In Metropia, film di animazione di Tarik Saleh, la conseguenza più visibile di questa anomalia della distopia è una sola e gigantesca metropoli, l’Europa, percorsa da un’unica rete metropolitana che tutto può raggiungere. E proprio l’essere raggiunti è forse il motivo che guida il film in ogni sua parte.
L’Europa del 2024 ha lasciato che il mondo percorresse fino in fondo ogni strada sbagliata. Le materie prime e le risorse energetiche sono al collasso e ogni cosa, a partire dalla metropolitana, è controllata da un’unica multinazionale, la Trexx. Ma la Trexx, che controlla questo mondo anche tramite altri mezzi “sotterranei” (tutte le microvie della tecnologia), riducendo ogni essere vivente a soggetto monitorabile, a cosa è interessata veramente?

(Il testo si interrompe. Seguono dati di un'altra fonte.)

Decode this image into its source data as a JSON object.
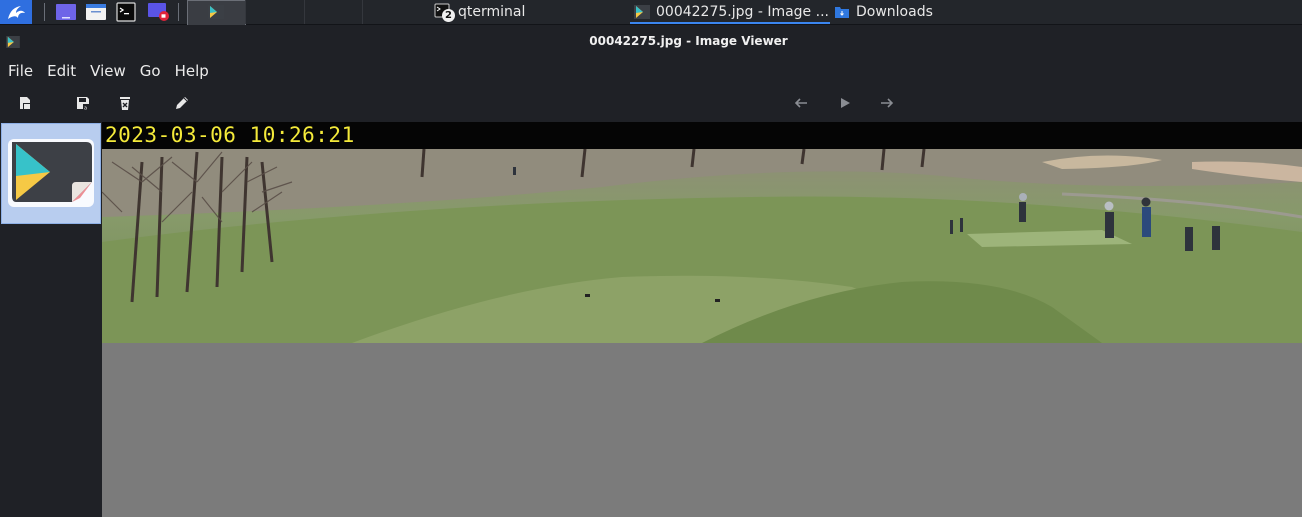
{
  "taskbar": {
    "apps": [
      {
        "label": "qterminal",
        "badge": "2"
      },
      {
        "label": "00042275.jpg - Image ..."
      },
      {
        "label": "Downloads"
      }
    ]
  },
  "window": {
    "title": "00042275.jpg - Image Viewer"
  },
  "menu": [
    "File",
    "Edit",
    "View",
    "Go",
    "Help"
  ],
  "image": {
    "timestamp": "2023-03-06 10:26:21"
  }
}
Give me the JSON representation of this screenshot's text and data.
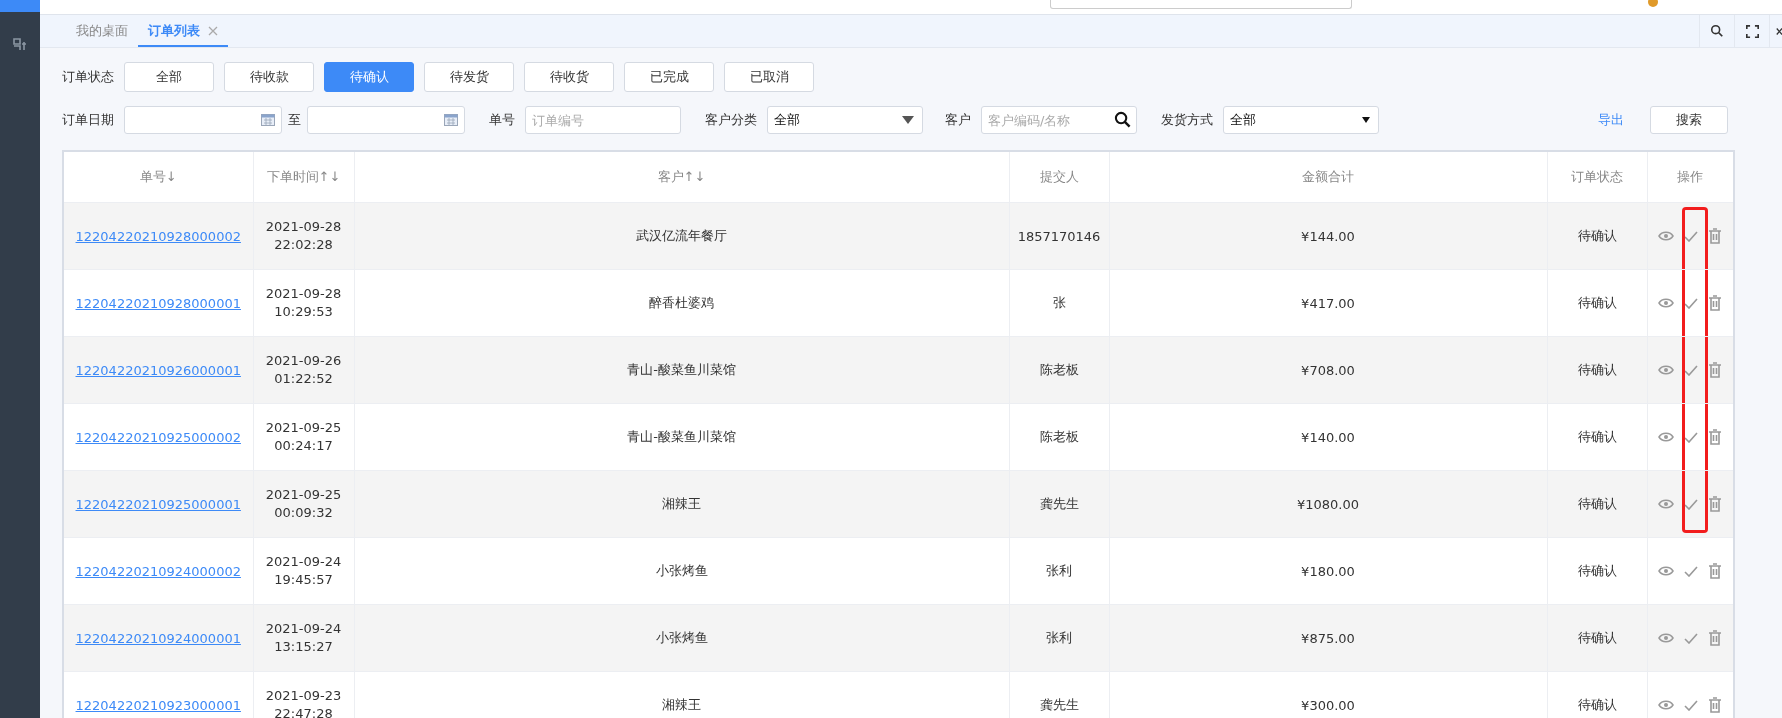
{
  "tabs": [
    {
      "label": "我的桌面",
      "selected": false,
      "closable": false
    },
    {
      "label": "订单列表",
      "selected": true,
      "closable": true
    }
  ],
  "status_filter": {
    "label": "订单状态",
    "options": [
      {
        "label": "全部",
        "selected": false
      },
      {
        "label": "待收款",
        "selected": false
      },
      {
        "label": "待确认",
        "selected": true
      },
      {
        "label": "待发货",
        "selected": false
      },
      {
        "label": "待收货",
        "selected": false
      },
      {
        "label": "已完成",
        "selected": false
      },
      {
        "label": "已取消",
        "selected": false
      }
    ]
  },
  "filters": {
    "date_label": "订单日期",
    "date_to": "至",
    "order_no_label": "单号",
    "order_no_placeholder": "订单编号",
    "category_label": "客户分类",
    "category_value": "全部",
    "customer_label": "客户",
    "customer_placeholder": "客户编码/名称",
    "shipping_label": "发货方式",
    "shipping_value": "全部",
    "export": "导出",
    "search": "搜索"
  },
  "table": {
    "columns": [
      {
        "label": "单号",
        "sort": "↓"
      },
      {
        "label": "下单时间",
        "sort": "↑↓"
      },
      {
        "label": "客户",
        "sort": "↑↓"
      },
      {
        "label": "提交人"
      },
      {
        "label": "金额合计"
      },
      {
        "label": "订单状态"
      },
      {
        "label": "操作"
      }
    ],
    "rows": [
      {
        "order_no": "12204220210928000002",
        "date": "2021-09-28",
        "time": "22:02:28",
        "customer": "武汉亿流年餐厅",
        "submitter": "1857170146",
        "amount": "¥144.00",
        "status": "待确认",
        "marked": true
      },
      {
        "order_no": "12204220210928000001",
        "date": "2021-09-28",
        "time": "10:29:53",
        "customer": "醉香杜婆鸡",
        "submitter": "张",
        "amount": "¥417.00",
        "status": "待确认",
        "marked": true
      },
      {
        "order_no": "12204220210926000001",
        "date": "2021-09-26",
        "time": "01:22:52",
        "customer": "青山-酸菜鱼川菜馆",
        "submitter": "陈老板",
        "amount": "¥708.00",
        "status": "待确认",
        "marked": true
      },
      {
        "order_no": "12204220210925000002",
        "date": "2021-09-25",
        "time": "00:24:17",
        "customer": "青山-酸菜鱼川菜馆",
        "submitter": "陈老板",
        "amount": "¥140.00",
        "status": "待确认",
        "marked": true
      },
      {
        "order_no": "12204220210925000001",
        "date": "2021-09-25",
        "time": "00:09:32",
        "customer": "湘辣王",
        "submitter": "龚先生",
        "amount": "¥1080.00",
        "status": "待确认",
        "marked": true
      },
      {
        "order_no": "12204220210924000002",
        "date": "2021-09-24",
        "time": "19:45:57",
        "customer": "小张烤鱼",
        "submitter": "张利",
        "amount": "¥180.00",
        "status": "待确认",
        "marked": false
      },
      {
        "order_no": "12204220210924000001",
        "date": "2021-09-24",
        "time": "13:15:27",
        "customer": "小张烤鱼",
        "submitter": "张利",
        "amount": "¥875.00",
        "status": "待确认",
        "marked": false
      },
      {
        "order_no": "12204220210923000001",
        "date": "2021-09-23",
        "time": "22:47:28",
        "customer": "湘辣王",
        "submitter": "龚先生",
        "amount": "¥300.00",
        "status": "待确认",
        "marked": false
      }
    ]
  }
}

Gli uomini si sono adattati a vivere stipati in stabili, uffici, stazioni della metropolitana; si sono adattati i corpi, che l’animazione (2D realizzata come se fosse 3D, grazie all’intervento di un software – dichiarazione del regista - utilizzato "nel modo sbagliato") ha reso appesantiti non solo con evidenti sproporzioni grafiche (tra sopra e sotto, con la testa grossa e realistica nel dettaglio, quasi fotografica, e il corpo esile, minuto, semi abbozzato), ma anche con un senso di rassegnata raggiungibilità che sovraccarica la loro andatura. Incombe su tutto una sensazione di intorpidimento del movimento, che dai corpi arriva a vincolare (limitare) il resto, come una rete infallibile che rischia di minacciare anche il pensiero.
In questa (dis-)umanità, Roger (Vincent Gallo), un impiegato di un call center (perfetto signor Nessuno chiamato in causa solo per la sua impressionante somiglianza con un uomo dalla posizione strategicamente decisiva), una notte viene raggiunto da una “voce” che lo mette in guardia: “non puoi fermare i tuoi pensieri”, ma qualcuno sta cercando di farlo. "È solo la mia immaginazione”, si risponde Roger. Ma se così non fosse, da che parte è il complotto? E da che parte sta Roger?
La relazione tra il raggiungere e il fermare, un lembo sottilissimo di confine in cui tutto potrebbe essere già raggiunto e quindi fermato (in fondo anche ciò che è raggiunto dalla macchina da presa viene fermato), aziona questo metro-thriller dai particolari noir (i confini sempre incerti, la fotografia color seppia che si accende in piccoli spunti, soprattutto nei dettagli della donna, l’opposizione bionda/mora con tutti i suoi derivati), che talvolta si complica e si rallenta ulteriormente, fino quasi a raggiungere una qualche fermata intermedia. Forse anche questo fa parte del complotto (filmico).